Pytaj w centrach ogrodniczych, albo sama wyprodukuj własny kompost, będzie najłatwiej. Nie mam wiedzy gdzie w Twoim rejonie jest producent, może są w takim razie kompostownie?
To moje obserwacje wieloletnie, uzyskane z doświadczenia w komponowaniu rabat niegeometrycznych i niesymetrycznychRobię to już tyle lat.
Sadząc duże grupy jednogatunkowych roślin, tworząc z nich plamy - zawsze lepiej i bardziej naturalnie wyglądają ilości 3, 5, 7, 9, 15 itd niż parzyste. Jak zrobić grupę z 2 szt? Nie da się, ale z 3, 5 już się da. O to chodzi. 4 czy 6 trudno naturalnie ustawić, 5 czy 7 łatwiej. Ale żeby to zauważyć potrzeba zdolności, intuicji, może jakiegoś artyzmu? Ja to w każdym razie czuję, gdy ustawiam rośliny na rabacie przed posadzeniem
Jednak nie jest to taka reguła twarda, czasem w wielkiej grupie nie ma to już takiego znaczenia, np 25 szt czy 26 szt- bez znaczenia. Nie wiem, czy na to zwracam potem uwagę. Kupuję 50 szt a nie 51
W nowoczesnym ogrodzie gdzie robisz rabaty prostokątne lub kwadratowe, parzystość jest wymagana, bo zabraknie na obsadzenie rogu prostokąta
Chciałam poradzić się w sprawie chorującej jabłoni, jest to stara jabłoń Złota Reneta. W zeszłym roku paliłam ognisko i dym skierował się na cześć jabłoni (mój błąd . Zamieszkały w niej chyba korniki (ptaki wydziobują korę), kora zaczęła odpadać i pękać, drzewo pokrywa się mchem.
Danusia graby z poziomu tarasu juz beda sąsiednie domy zaslaniac, bo mają już ok 2,5 M. Troszkę je zatem jeszcze puszcze w gore i rozepnę aby były szersze , tylko lekko aby spełniły rokę ekranu przesłaniającego domy.
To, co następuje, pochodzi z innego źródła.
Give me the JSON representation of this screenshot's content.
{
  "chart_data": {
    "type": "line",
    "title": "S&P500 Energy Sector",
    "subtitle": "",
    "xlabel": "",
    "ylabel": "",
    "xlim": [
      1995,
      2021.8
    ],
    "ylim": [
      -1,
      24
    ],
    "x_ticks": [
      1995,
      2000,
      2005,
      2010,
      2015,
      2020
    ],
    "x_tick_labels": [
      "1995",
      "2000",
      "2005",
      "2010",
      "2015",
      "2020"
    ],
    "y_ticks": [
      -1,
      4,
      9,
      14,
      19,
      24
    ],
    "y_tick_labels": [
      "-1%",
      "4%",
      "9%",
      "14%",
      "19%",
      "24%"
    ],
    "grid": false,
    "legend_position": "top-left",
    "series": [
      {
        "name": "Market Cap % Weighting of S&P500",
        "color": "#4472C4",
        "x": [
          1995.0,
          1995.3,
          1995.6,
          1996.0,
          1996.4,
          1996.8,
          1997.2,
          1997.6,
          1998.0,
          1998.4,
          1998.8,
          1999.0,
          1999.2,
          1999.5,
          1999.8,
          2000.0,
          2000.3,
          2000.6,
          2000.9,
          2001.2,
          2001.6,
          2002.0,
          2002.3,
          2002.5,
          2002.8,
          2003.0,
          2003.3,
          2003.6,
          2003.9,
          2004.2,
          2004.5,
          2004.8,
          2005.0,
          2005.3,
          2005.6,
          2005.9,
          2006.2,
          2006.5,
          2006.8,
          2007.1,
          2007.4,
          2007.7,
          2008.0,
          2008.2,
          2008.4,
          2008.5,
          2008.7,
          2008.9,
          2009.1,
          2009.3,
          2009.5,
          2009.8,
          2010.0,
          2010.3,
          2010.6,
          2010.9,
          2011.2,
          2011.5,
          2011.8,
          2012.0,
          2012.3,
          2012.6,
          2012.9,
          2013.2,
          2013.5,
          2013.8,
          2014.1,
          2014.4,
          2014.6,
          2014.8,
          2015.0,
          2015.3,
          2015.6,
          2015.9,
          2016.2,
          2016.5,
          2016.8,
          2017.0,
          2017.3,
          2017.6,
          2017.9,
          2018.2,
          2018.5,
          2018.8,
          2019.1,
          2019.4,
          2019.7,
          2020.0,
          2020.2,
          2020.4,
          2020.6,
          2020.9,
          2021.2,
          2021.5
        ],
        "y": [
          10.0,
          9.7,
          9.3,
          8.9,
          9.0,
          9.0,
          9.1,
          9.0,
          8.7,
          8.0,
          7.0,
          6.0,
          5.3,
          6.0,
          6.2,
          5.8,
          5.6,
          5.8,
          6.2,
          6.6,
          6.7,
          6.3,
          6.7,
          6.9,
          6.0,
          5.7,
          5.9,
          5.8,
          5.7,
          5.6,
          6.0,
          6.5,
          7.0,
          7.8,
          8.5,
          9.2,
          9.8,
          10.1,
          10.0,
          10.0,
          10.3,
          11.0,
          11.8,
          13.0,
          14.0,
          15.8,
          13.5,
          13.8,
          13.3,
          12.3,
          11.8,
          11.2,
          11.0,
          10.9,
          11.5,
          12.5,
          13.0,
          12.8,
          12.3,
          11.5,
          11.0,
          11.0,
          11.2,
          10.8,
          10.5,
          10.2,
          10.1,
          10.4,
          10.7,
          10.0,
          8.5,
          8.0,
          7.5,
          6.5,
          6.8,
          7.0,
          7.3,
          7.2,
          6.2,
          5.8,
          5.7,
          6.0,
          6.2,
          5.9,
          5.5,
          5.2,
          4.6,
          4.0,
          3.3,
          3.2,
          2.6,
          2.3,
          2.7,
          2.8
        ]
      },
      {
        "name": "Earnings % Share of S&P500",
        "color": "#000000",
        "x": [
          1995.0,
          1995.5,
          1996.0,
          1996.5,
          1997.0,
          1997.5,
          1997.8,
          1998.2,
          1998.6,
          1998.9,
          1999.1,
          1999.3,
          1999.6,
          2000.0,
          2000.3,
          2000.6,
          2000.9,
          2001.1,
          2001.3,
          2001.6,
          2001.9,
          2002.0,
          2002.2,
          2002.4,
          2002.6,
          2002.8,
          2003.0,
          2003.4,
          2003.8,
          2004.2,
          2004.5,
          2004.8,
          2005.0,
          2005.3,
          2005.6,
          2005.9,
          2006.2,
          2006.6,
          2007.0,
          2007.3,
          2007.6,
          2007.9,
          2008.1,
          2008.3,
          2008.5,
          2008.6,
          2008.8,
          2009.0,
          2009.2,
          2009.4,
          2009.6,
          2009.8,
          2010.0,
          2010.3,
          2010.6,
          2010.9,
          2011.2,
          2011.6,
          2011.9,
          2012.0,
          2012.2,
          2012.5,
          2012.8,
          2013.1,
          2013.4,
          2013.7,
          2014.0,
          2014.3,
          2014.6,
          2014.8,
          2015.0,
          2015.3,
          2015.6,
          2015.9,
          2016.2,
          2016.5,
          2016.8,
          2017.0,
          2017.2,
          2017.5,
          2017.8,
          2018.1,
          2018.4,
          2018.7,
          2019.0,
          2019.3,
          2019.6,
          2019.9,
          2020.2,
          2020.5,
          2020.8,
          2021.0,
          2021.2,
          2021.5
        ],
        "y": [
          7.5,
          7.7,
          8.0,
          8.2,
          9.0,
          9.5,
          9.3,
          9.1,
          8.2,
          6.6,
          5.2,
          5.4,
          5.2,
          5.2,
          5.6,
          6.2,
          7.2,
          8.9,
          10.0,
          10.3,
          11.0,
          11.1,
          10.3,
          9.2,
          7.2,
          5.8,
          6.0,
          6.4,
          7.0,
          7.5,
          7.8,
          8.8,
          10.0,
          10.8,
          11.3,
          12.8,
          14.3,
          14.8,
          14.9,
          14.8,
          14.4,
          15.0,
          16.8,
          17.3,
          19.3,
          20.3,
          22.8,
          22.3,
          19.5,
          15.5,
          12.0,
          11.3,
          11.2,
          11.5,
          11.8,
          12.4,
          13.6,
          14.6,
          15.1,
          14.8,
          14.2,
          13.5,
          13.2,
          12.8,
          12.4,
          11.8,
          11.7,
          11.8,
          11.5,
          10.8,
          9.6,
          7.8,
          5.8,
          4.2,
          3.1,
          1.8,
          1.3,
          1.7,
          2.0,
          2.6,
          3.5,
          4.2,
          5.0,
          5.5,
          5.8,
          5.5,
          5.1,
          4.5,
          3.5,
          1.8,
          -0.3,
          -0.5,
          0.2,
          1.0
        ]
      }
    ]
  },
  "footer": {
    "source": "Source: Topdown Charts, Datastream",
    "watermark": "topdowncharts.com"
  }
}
Zawsze tez moge je luzem puścić gdy mi sie nie bedzie chciało ciąć
Ale ja całkiem graby nie kazałam rozpinać, kazałam je wypuszczać jak najwyżej żeby robiły wielkie piętra zasłaniające od domów za ulicą. niekoniecznie na tyczkach, ja bym je nawet zostawiła naturalne, ale korygowane
Jak patrzysz z tarasu to domów ma być nie widać. Widać teraz? czy nie widać?
Na razie to jestem w lesie Znaczy graficzka na zwolnieniu Ale ja robię swoje
Kuchnia stoi też w lesie, nie mam kiedy wybrać uchwytów...hmmm, jakie, porcelanowo-srebrne jak uchwyt kranu? Srebrne?? muszę popatrzeć, a póki co to nie mam gdzie i jak.
Danusiu własnie czytam M'owi Twoją rekomendacje i powiedział "O"!!! Masz wielbiciela do grobowej deski!
To rozwiązanie, ktore najmniej ingeruje w mój ogrod, najmniej kosztowne co w kontekście wczorajszego PIT'a adekwatne. Graby puszcze na linkach lub bambusach , M musi jakoś za te brzozy odpokutować
Pewnie lepiej bo tych białych nóżek w bukszpanach brakowałoby mi zimą
Poczekajmy aż ustalę szczegóły, jeśli 5 lecie nie wyjdzie, ustalimy wcześniejszy termin, bo o to chodziło Anecie A ja wpadam z takim pomysłem, ale myślę, aby nie nadwyrężać gościnności Państwa Szmitów dwa razy w krótkim czasie Do połowy marca powinnam tam dotrzeć i coś ustalić. Mam nadzieję, że wytrzymacie te dwa tygodnie
Proponuję wypuścić graby na ulicy w wysokość a nie trzymać płaski szpaler, albo zamienić na drzewa o większych koronach (szpalery nie spełniają zadania wysłonięcia od domów) a na tym powinna się skupić ich rola, czyli na ulicy drzewa które "robią za tło" a w środku z lewej, brzozy poczochrańce czyli dosadzić "Pendula" parasole i strzyc parasol, niech się kołysze.
Powinnaś odmontowywać ocieplenie z różaneczników ponieważ są to rośliny zimozielone, robi się ciepło, a bryła zmarznięta, więc może to im zaszkodzić, odwijaj i podlej różaneczniki.
Hortensji nie ruszaj a raczej chroń zeszłoroczne pączki przed mrozem ile się da, bo nie będą kwitły.
Lawendę przytnij dopiero jak widocznie zrobi się ciepło. Wtedy będą kwitły forsycje.